Tuesday, April 24, 2012

Water in Manifold - Doh!

Photo taken after I had bailed out quite
a lot of the water
24 April 2012: I am really troubled by a new problem. Having solved the leaks up top, I wanted to just check that the underground manifold wasn't leaking, so I lifted the manhole cover over the manifold. I was dreading finding some green or blue liquid in there, revealing that there might be a leak of glycol. There wasn't any green or blue, but there was about half a meter of clear rainwater in there.
    The manifold manhole is a watertight concrete box, and unfortunately, there is a slight tendency in the tarmac at the surface to run water towards the lid, and the lid is not water proof. I never inspected it until recently, and found it damp but not swimming in water. The weather was dry. I now understand why the insulation in there was so soggy and deteriorated. We have now had a month of rainy weather (always happens after a hosepipe ban), and the manhole is half full of rainwater.
   If the pipes are immersed in water, all the effort of solar charging is wasted - the conductivity of water is so good that it will average the temperatures of up and the down flows very effectively, especially if running at slow pump speed. My earlier efforts to insulate these pipes against losses to the air are nothing compared with the rate of loss to standing water.

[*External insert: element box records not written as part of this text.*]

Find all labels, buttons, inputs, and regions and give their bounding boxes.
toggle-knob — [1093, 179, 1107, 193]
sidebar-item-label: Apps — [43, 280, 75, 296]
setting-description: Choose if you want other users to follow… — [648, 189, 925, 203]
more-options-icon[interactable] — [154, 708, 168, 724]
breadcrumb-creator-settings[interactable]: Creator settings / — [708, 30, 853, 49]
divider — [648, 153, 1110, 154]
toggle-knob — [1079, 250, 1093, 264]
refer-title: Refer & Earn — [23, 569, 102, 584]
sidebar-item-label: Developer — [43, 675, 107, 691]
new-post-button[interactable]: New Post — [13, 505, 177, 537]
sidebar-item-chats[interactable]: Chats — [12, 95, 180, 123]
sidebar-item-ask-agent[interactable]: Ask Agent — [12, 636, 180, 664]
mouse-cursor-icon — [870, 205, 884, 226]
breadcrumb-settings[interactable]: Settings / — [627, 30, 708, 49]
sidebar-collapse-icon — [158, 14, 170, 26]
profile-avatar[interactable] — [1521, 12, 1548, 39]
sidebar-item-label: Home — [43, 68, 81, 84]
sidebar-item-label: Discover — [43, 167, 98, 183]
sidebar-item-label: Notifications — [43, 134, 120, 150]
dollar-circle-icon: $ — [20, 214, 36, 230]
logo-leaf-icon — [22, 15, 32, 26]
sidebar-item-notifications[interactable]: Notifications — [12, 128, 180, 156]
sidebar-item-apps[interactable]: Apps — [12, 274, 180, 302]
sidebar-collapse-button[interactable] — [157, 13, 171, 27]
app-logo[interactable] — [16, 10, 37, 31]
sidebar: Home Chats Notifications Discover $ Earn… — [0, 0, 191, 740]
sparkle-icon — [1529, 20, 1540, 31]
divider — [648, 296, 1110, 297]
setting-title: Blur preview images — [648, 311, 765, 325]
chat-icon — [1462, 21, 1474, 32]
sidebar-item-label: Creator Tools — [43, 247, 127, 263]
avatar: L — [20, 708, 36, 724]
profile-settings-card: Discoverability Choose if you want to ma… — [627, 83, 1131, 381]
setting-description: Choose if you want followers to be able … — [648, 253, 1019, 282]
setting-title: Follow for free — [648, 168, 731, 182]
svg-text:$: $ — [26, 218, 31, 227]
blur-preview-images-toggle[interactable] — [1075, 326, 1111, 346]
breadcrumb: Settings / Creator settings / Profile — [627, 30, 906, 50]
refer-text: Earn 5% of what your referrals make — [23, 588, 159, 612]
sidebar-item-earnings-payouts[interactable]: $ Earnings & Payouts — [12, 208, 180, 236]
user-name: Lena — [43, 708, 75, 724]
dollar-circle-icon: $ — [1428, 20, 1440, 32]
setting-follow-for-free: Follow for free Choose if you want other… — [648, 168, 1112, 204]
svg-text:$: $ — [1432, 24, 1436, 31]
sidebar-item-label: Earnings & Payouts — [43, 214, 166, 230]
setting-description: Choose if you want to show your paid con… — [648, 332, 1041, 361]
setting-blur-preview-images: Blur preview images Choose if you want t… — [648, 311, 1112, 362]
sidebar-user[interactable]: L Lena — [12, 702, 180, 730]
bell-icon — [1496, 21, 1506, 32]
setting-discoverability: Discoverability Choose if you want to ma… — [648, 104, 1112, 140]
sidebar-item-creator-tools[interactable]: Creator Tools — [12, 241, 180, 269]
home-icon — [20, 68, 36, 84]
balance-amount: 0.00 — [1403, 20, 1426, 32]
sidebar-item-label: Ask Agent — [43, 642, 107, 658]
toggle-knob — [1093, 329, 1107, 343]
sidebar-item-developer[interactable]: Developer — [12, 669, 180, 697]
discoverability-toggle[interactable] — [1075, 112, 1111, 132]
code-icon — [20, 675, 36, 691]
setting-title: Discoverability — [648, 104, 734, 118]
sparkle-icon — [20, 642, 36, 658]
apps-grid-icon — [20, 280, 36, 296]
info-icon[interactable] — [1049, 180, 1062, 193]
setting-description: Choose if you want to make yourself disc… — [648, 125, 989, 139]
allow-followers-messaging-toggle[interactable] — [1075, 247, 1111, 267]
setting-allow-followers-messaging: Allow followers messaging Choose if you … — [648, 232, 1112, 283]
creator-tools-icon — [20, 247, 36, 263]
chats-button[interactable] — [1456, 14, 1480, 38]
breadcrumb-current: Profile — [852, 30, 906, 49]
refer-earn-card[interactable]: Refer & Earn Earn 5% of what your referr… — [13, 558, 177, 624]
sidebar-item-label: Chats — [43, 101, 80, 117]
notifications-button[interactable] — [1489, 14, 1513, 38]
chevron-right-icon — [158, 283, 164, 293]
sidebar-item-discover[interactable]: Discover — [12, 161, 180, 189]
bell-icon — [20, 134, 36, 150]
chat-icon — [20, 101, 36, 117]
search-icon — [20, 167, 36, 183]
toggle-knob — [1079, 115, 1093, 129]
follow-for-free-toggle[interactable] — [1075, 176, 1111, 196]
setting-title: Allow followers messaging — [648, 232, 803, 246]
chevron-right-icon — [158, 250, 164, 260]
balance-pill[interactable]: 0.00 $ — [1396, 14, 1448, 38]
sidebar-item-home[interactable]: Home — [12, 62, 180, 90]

I seem to have three choices here, and I could use all, or two of these.
  1. Get a core drill and make a drainage hole in the base, although I am worried that with the dense soil that the house is built on, the effect of a soak away will be pretty poor.
  2. Protect the lid from accepting water by sealing the edge of the lid somehow - rubber strip, sealant, clay puddling etc. The tarmac contours around the lid are apparent while bailing, so that much of the water thrown out tries to drift back.
  3. Install a hand pump, so that the manifold can be inspected monthly, and bailed out with a suction pump. I can't install an automatic pump, as there is no way to lead wiring into the manhole.